Esce Ilicic e l'Atalanta subisce un goal immeritato. Gasperini dice che sarebbe uscito per mantenere il risultato di zero a zero. Beffato dal destino. Ma la verità è che lo sloveno in campo sembrava smarrito nella selva oscura di Dante. Entra come sostituto e viene sostituito dopo trenta minuti. Una cosa del genere in Champions League forse non si era mai vista, nei campionati dei casi ci saranno stati ma non così frequenti.

L'Atalanta ha affrontato un modesto Real, ingabbiato dalla difesa bergamasca ancora una volta punita nei minuti finali. L'Atalanta ha oramai una dimensione da Champions, anche se in questo campionato dovrà lottare probabilmente fino all'ultima giornata contro Milan, Roma, Lazio e Napoli per un posto in Champions in una stagione che vedrà Juve ed Inter lottare per il primo e secondo posto. Quattro squadre per due posti. Bellissima lotta.

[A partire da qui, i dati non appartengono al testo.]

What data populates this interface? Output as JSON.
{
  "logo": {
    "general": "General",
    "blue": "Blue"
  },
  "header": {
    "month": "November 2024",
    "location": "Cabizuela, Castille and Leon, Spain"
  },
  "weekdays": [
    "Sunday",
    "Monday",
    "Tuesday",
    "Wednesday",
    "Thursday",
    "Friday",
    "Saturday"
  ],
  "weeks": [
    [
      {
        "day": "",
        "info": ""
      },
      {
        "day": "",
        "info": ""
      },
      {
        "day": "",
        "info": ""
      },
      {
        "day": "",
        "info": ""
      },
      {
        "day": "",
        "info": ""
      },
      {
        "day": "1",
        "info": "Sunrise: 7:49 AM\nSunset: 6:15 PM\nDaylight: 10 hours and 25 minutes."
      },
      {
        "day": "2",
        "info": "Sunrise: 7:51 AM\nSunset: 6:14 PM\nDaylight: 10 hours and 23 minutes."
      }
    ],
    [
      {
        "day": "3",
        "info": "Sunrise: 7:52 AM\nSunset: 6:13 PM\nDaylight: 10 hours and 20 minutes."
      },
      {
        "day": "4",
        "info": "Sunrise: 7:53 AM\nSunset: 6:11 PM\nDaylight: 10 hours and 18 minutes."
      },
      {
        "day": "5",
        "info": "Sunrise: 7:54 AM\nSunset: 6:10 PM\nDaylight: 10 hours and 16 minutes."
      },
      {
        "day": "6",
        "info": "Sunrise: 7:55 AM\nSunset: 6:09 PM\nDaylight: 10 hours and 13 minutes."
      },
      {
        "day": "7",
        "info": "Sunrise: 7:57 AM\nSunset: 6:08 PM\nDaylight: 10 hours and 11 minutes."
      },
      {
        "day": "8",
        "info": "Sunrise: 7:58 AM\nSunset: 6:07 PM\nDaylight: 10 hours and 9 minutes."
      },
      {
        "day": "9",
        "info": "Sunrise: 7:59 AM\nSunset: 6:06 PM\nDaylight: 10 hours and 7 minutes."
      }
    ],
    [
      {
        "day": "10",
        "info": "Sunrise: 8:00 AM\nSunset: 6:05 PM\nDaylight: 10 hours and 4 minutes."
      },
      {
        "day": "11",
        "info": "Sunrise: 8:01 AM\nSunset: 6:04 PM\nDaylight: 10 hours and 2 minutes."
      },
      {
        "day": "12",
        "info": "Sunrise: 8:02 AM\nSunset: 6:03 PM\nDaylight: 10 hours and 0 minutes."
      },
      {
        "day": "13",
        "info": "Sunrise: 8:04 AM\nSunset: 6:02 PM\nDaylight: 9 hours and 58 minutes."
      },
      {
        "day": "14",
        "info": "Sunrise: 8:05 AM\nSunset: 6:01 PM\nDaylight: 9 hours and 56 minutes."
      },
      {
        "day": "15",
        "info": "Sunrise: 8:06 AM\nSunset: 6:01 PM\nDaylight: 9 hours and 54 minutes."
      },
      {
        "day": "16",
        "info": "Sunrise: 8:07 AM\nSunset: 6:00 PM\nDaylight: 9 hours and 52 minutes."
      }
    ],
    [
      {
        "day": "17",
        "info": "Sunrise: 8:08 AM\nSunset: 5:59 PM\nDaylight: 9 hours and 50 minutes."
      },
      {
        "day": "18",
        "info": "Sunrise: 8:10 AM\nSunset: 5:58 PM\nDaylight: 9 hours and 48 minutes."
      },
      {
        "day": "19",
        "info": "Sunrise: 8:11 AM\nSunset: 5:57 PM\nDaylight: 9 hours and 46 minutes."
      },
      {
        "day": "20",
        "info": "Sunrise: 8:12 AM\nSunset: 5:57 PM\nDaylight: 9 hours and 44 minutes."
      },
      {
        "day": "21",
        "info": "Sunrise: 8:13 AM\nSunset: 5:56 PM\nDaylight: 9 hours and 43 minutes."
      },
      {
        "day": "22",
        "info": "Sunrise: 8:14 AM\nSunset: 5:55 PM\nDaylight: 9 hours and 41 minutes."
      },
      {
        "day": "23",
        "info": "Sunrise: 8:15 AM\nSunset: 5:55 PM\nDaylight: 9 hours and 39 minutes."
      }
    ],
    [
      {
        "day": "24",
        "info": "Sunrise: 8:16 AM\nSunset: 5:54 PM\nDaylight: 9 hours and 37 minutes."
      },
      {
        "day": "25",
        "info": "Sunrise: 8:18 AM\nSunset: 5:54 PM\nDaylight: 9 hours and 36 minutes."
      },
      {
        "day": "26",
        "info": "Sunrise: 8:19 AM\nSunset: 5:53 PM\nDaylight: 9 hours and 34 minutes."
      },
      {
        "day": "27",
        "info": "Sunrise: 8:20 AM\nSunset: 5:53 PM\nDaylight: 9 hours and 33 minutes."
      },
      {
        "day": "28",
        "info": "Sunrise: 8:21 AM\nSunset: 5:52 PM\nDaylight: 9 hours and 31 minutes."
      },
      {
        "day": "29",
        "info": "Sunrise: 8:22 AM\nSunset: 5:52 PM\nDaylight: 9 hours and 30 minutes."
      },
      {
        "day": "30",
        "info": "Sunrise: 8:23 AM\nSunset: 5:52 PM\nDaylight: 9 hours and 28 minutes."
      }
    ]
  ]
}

Per fare quello che ha fatto Gasperini ci vogliono palle! Inutile girarci attorno. Perchè si sa che in quel momento si sta umiliando agli occhi del mondo calcistico nella più importante vetrina internazionale del calcio un giocatore che viene sostituito dopo essere entrato per sostituire un compagno di squadra. C'è chi dirà che è una mossa da sprovveduti e che il goal subito è dovuto ad una punizione di Dio contro l'arroganza di Gasperini. Un gesto forte, inconsueto, che ha diviso. Invece bisogna dire che è un gesto importante. Nel calcio nessuno è intoccabile, neanche Totti lo era e si è vista come è andata a finire. In casa bergamasca sono ancora scottati per come è finito il rapporto tra Gomez e Gasperini, con Gomez che ha messo le ali abbandonando la dea per una nuova era calcistica. La prestazione di Ilicic era sotto gli occhi di tutti. Imbarazzante dal punto di vista del rendimento per quel tipo di partita. Servivano 11 leoni in campo. Serviva carattere, voglia di dare il massimo. Anche chi entra per sostituire può essere sostituito e un cazzotto del genere lo digerisci difficilmente, ma la società di oggi funziona così. Non c'è tempo per comprensioni, umanesimi, e filosofie, serve pragmatismo, serve essere cinici dal punto di vista agonistico come ha insegnato il caso Eriksen.
Conte ha sempre detto che era un ragazzo timido, dalle alte qualità, uno dei più forti al mondo nel suo ruolo, ma che serviva carattere, quel carattere che è arrivato con il gol nel derby del destino.
Non c'è più tempo per l'umanità e la comprensione in campo in questo calcio, e forse, a dirla tutta, è giusto così se si vuole essere vincenti.